The Massachusetts Gaming Commission will receive a report from its Investigations and Enforcement Bureau Friday on its findings on accusations of sexual harassment by Steve Wynn and what company executives knew about it.
The report will be key to the commission’s decision on whether Las Vegas-based Wynn Resorts Ltd. can keep its Massachusetts gaming license.
The company is building the $2.6 billion Encore Boston Harbor resort in Everett, Massachusetts, near Boston, and plans to open it in June.
No date has been set for an adjudicatory hearing to determine the company’s suitability.
Steve Wynn has denied harassing anyone.
The report is expected to be heavily redacted because Steve Wynn filed a lawsuit against the commission, lead investigator Karen Wells and Wynn Resorts, alleging that materials within the report contained privileged attorney-client information.
The report isn’t expected to be released publicly until the adjudicatory hearing begins. It’s unclear when Wynn Resorts will get a copy of it.
“We appreciate the thoughtful approach the MGC has taken in their investigation and look forward to the next steps in the public process,” a Wynn Resorts spokesman said in an email late Thursday.
Efforts to contact representatives for Steve Wynn were unsuccessful.
The commission settled the lawsuit in Clark County District Court earlier this month and commissioners released 67 pages of documents late Thursday. The packet includes 31 pages of minutes from six closed-door commission executive sessions between Dec. 6 and Feb. 28; the 14-page settlement agreement; and Steve Wynn’s initial lawsuit filing that includes three completely redacted exhibits.
The settlement agreement references the Gibson Dunn Report — an internal report prepared for a special committee of the Wynn Resorts board of directors on sexual harassment complaints within the company. That report, prepared by the Los Angeles law firm of Gibson Dunn & Crutcher, was delivered to the board, which also distributed it to the commission as well as the Nevada Gaming Control Board.
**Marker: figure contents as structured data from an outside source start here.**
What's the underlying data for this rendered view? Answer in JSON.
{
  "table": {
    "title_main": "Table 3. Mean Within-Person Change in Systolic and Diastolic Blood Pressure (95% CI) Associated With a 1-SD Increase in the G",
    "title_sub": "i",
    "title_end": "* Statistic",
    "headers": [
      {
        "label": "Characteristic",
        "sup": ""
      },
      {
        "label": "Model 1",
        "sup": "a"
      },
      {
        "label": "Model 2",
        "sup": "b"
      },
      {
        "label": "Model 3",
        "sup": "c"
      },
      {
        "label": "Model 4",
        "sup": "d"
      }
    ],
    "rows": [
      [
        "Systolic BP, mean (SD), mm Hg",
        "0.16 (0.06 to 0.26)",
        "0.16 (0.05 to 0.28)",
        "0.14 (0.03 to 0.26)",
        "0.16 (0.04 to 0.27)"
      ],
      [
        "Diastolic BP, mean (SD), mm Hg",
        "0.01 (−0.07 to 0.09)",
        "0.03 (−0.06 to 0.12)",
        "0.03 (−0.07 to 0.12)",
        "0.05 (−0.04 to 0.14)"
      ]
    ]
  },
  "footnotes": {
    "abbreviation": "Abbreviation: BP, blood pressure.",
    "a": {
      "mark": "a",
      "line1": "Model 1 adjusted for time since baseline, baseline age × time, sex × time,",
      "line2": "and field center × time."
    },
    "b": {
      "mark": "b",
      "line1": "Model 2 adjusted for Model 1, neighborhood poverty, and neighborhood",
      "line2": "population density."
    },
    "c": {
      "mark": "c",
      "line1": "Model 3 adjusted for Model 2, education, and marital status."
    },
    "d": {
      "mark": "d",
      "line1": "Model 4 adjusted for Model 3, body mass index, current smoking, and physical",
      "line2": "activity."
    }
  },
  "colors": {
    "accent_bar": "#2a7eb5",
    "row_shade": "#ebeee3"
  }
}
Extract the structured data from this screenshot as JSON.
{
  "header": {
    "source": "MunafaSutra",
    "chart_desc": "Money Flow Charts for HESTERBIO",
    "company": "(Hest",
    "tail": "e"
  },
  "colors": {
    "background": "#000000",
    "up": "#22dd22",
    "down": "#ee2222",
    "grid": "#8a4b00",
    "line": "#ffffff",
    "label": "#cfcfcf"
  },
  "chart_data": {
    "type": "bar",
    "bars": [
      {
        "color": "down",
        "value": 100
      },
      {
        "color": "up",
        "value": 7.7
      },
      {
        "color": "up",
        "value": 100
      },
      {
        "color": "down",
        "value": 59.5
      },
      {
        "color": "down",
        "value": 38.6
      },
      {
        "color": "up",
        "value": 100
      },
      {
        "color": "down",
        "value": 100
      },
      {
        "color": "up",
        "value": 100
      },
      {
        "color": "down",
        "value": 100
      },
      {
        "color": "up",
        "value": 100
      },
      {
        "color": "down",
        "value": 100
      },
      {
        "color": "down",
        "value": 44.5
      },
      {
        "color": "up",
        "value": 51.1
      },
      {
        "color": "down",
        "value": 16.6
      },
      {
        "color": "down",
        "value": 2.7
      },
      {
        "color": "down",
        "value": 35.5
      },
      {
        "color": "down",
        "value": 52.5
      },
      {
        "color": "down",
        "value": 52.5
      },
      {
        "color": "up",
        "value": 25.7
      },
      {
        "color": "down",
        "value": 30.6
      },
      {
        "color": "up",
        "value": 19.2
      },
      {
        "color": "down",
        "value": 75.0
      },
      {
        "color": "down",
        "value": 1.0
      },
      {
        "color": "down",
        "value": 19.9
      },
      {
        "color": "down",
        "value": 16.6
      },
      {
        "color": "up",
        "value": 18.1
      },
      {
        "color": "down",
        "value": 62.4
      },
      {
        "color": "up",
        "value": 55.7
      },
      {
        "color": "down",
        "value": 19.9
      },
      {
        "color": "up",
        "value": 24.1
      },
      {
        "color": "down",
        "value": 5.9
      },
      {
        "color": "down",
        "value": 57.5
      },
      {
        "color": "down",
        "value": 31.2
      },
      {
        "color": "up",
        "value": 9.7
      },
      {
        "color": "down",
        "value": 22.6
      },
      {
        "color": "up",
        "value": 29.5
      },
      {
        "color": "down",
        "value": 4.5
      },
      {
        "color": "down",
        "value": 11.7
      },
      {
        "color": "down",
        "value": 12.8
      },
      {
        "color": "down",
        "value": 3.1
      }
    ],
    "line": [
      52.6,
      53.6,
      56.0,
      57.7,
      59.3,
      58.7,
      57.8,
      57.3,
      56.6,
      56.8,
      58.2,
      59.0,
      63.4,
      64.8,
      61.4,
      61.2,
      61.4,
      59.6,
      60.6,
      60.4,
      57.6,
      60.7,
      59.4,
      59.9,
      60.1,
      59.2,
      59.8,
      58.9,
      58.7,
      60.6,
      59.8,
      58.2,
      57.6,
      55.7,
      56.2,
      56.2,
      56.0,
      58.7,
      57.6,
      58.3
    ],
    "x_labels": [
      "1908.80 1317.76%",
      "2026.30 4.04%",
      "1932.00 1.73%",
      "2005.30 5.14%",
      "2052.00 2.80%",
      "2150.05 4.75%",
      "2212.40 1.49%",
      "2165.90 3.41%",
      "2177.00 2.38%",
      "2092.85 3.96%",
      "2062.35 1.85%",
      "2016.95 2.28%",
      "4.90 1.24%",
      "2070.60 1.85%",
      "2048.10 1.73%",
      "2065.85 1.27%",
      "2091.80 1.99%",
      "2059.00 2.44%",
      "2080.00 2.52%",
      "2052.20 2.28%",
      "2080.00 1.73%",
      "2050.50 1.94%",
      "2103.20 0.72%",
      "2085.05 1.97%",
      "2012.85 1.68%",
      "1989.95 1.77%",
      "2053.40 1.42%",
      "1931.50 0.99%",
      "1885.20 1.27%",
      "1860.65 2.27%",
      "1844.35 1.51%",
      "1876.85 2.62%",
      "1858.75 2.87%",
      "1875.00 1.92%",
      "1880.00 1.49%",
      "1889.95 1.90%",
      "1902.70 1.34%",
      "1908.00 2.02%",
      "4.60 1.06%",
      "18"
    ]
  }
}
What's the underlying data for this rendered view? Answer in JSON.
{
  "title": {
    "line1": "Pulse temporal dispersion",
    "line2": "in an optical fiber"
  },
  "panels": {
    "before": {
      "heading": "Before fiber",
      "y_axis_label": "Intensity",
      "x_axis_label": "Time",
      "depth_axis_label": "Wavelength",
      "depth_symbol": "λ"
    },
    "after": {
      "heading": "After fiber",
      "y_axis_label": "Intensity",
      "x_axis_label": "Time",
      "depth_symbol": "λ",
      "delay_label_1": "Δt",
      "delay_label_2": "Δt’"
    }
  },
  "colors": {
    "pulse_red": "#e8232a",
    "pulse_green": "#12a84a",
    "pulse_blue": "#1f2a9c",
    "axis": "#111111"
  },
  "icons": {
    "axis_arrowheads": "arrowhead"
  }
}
The report referenced materials involving other Wynn lawsuits as well as a complaint filed with the federal Equal Employment Opportunity Commission, which investigates harassment claims.
Under the settlement terms, Wynn Resorts agreed not to use or further disseminate the Gibson Dunn Report.
Commissioners also began receiving a list of new board members and executives that will be scrutinized when the commission considers the company’s suitability for licensing.
Wynn board remade
In the past year, the company separated itself from Steve Wynn without paying any severance; remade the company’s board of directors with nearly 50 percent women; and recruited three new executives, all of them women.
Massachusetts Gaming Commission Chairwoman Cathy Judd-Stein explained the release of minutes and future steps.
“As you will see documented in the minutes, gaming commissioners sought an assessment from IEB investigators about the quantity and quality of investigative material available to the commission under the terms of the resolution,” Judd-Stein said in a statement during Thursday’s commission meeting.
“Commissioners also required assurance from investigators that the resolution would guarantee access to all of the substantive information necessary to make a fully informed decision about the suitability of Wynn Resorts,” she said. “Additionally, meeting minutes note that the commissioners engaged in extensive discussions with legal counsel and thoroughly explored all litigation options.”
Judd-Stein said the decision to execute a resolution accomplished two goals: It ensured commissioners access to critical investigative information and eliminated the uncertainty of prolonged litigation.
Wynn Resorts’ future date with the Massachusetts Gaming Commission will be the second hearing involving accusations against Steve Wynn, first reported in January 2018. He resigned as chairman and CEO of the company about a week later and the company has distanced itself from him.
Last month, the Nevada Gaming Commission fined Wynn Resorts a record $20 million for violating Nevada laws and regulations as a result of the allegations that Steve Wynn harassed at least eight female employees over several decades.